Desde o corte da árvore a tornar-se uma viga ou uma peça de mobiliário, a madeira passa por diversas etapas e processamentos. Recurso renovável e material de construção popular e antigo, a madeira é, também, muitas vezes apontada como uma das promessas da construção no futuro, um material adequado às novas demandas de sustentabilidade. Mas diferentemente do concreto, cujos moldes podem definir até curvas complexas, quando abordamos as estruturas de madeira é muito mais comum a utilização de peças retas, sobretudo para a arquitetura.
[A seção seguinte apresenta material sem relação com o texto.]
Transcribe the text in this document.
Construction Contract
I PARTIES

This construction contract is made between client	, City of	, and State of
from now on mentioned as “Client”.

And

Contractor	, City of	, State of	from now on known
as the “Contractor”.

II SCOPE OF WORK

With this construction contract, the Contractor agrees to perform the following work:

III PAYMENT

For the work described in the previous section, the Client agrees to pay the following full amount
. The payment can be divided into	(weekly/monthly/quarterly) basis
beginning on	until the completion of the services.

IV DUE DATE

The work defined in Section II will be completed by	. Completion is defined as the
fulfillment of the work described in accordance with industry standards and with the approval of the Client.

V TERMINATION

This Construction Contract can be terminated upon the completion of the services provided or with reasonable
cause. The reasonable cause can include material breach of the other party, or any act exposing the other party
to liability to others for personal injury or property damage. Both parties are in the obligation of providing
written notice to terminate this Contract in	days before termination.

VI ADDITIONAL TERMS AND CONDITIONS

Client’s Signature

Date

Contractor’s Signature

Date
Nesse artigo abordaremos algumas técnicas que permitem a criação de peças curvas de madeira de diferentes escalas, algumas mais artesanais e outras que prometem tornar o processo mais eficiente e inteligente.
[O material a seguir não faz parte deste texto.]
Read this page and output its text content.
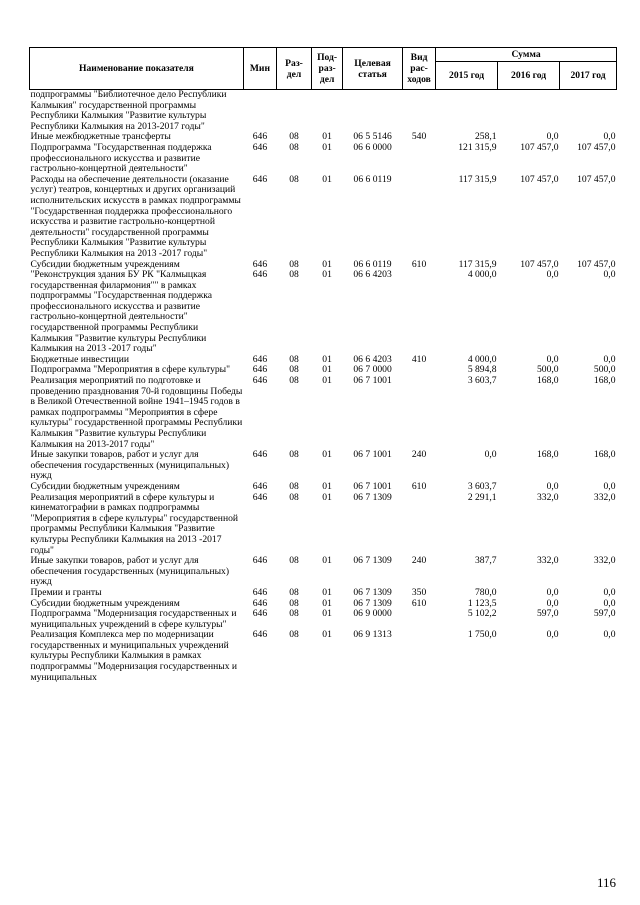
Наименование показателя	Мин	Раз-
дел	Под-
раз-
дел	Целевая
статья	Вид
рас-
ходов	Сумма		
						2015 год	2016 год	2017 год
подпрограммы "Библиотечное дело Республики Калмыкия" государственной программы Республики Калмыкия "Развитие культуры Республики Калмыкия на 2013-2017 годы"								
Иные межбюджетные трансферты	646	08	01	06 5 5146	540	258,1	0,0	0,0
Подпрограмма "Государственная поддержка профессионального искусства и развитие гастрольно-концертной деятельности"	646	08	01	06 6 0000		121 315,9	107 457,0	107 457,0
Расходы на обеспечение деятельности (оказание услуг) театров, концертных и других организаций исполнительских искусств в рамках подпрограммы "Государственная поддержка профессионального искусства и развитие гастрольно-концертной деятельности" государственной программы Республики Калмыкия "Развитие культуры Республики Калмыкия на 2013 -2017 годы"	646	08	01	06 6 0119		117 315,9	107 457,0	107 457,0
Субсидии бюджетным учреждениям	646	08	01	06 6 0119	610	117 315,9	107 457,0	107 457,0
"Реконструкция здания БУ РК "Калмыцкая государственная филармония"" в рамках подпрограммы "Государственная поддержка профессионального искусства и развитие гастрольно-концертной деятельности" государственной программы Республики Калмыкия "Развитие культуры Республики Калмыкия на 2013 -2017 годы"	646	08	01	06 6 4203		4 000,0	0,0	0,0
Бюджетные инвестиции	646	08	01	06 6 4203	410	4 000,0	0,0	0,0
Подпрограмма "Мероприятия в сфере культуры"	646	08	01	06 7 0000		5 894,8	500,0	500,0
Реализация мероприятий по подготовке и проведению празднования 70-й годовщины Победы в Великой Отечественной войне 1941–1945 годов в рамках подпрограммы "Мероприятия в сфере культуры" государственной программы Республики Калмыкия "Развитие культуры Республики Калмыкия на 2013-2017 годы"	646	08	01	06 7 1001		3 603,7	168,0	168,0
Иные закупки товаров, работ и услуг для обеспечения государственных (муниципальных) нужд	646	08	01	06 7 1001	240	0,0	168,0	168,0
Субсидии бюджетным учреждениям	646	08	01	06 7 1001	610	3 603,7	0,0	0,0
Реализация мероприятий в сфере культуры и кинематографии в рамках подпрограммы "Мероприятия в сфере культуры" государственной программы Республики Калмыкия "Развитие культуры Республики Калмыкия на 2013 -2017 годы"	646	08	01	06 7 1309		2 291,1	332,0	332,0
Иные закупки товаров, работ и услуг для обеспечения государственных (муниципальных) нужд	646	08	01	06 7 1309	240	387,7	332,0	332,0
Премии и гранты	646	08	01	06 7 1309	350	780,0	0,0	0,0
Субсидии бюджетным учреждениям	646	08	01	06 7 1309	610	1 123,5	0,0	0,0
Подпрограмма "Модернизация государственных и муниципальных учреждений в сфере культуры"	646	08	01	06 9 0000		5 102,2	597,0	597,0
Реализация Комплекса мер по модернизации государственных и муниципальных учреждений культуры Республики Калмыкия в рамках подпрограммы "Модернизация государственных и муниципальных	646	08	01	06 9 1313		1 750,0	0,0	0,0
116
Assim como uma árvore balança com um vento forte, a madeira apresenta uma elasticidade própria, e pode ser flexionada até certo ponto, retornando parcial ou completamente ao cessar tal força. Em uma peça de madeira isso não é muito diferente. É natural que isso dependa diretamente da espécie da madeira e das dimensões da peça a ser curvada. Enquanto que esculpir uma peça bruta para as curvas desejadas sempre será uma opção, grandes quantidades de resíduos acabam sendo geradas, além de demandar uma mão de obra com muita experiência. Construtores de barco e mobiliários vêm utilizando largamente as madeiras curvadas há muitos anos, para adaptarem-se aos requisitos de hidrodinâmica e ergonomia. Em edificações, por sua vez, isso não é tão comum. Há algumas soluções que buscam volumes orgânicos a partir de peças retas, que atingem resultados interessantes. Com a utilização cada vez mais massificada da madeira como material de construção principal, alguns arquitetos vêm buscando formas orgânicas para estruturas de madeira, e diversos exemplos têm sido vistos com peças em Madeira Laminada Colada. Como projetistas, é importante entendermos os processos para que possamos ter mais consciência na especificação. Os principais métodos para curvar madeiras são:
Dobragem a vapor
Um dos pioneiros a criar um método massificado para curvar madeiras em escala industrial foi o carpinteiro alemão Michael Thonet, cujas cadeiras com formas orgânicas são extremamente populares até hoje. Com esse modo de produção, as fibras da madeira não são cortadas e isso não diminui a integridade da peça. O método consiste em aquecer a madeira para que ela torne-se mais maleável. Geralmente constrói-se uma estrutura - em inglês chamada de steambox - para introduzir a peça de madeira em um ambiente de alta temperatura, vapor e umidade. Ao atingir 99° C, a lignina (polímero orgânico complexo que une as fibras celulósicas e dá rigidez à parede celular vegetal) perde resistência, permitindo que a madeira seja curvada sem grandes dificuldades. Imediatamente ao sair “do forno” a peça deve ser levada a um molde e presa com grampos. Quando a madeira resfria e seca, a peça ficará na forma do gabarito.
Madeira Laminada Colada
Para a arquitetura e peças maiores, esse é o método mais utilizado. Mas também é bastante utilizado para peças de mobiliário ou até para a fabricação de skates, por exemplo. A Madeira Laminada Colada, também conhecida como Glulam (por seu nome inglês 'Glued Laminated Timber'), é um material estrutural fabricado através da união de segmentos individuais de madeira, colados com adesivos industriais (geralmente adesivos de resina de melamina ou poliuretano). As peças resultantes oferecem alta durabilidade e resistência à umidade, podendo vencer grandes vãos e conformar formas únicas. Isso não envolve calor ou vapor. Se as peças forem coladas seguindo um molde com a curvatura desejada (sempre levando em conta as possibilidades e restrições do material e da espécie utilizada), o resultado final será uma peça curva.
Corte Kerf
Esse método, por sua vez, talvez seja o mais utilizado para a fabricação de marcenarias simples. E possivelmente seria a forma mais simples de curvar uma peça de madeira, sem necessitar de maquinários ou grandes moldes. Mas para peças estruturais nunca deve ser considerado. Isso porque o corte de Kerf enfraquece estruturalmente a seção da peça da madeira, fazendo cortes espaçados que em uma das faces para permitir a curvatura da peça. Aplicando-se força, é possível curvar a peça, que geralmente receberá uma lâmina de madeira para revesti-la.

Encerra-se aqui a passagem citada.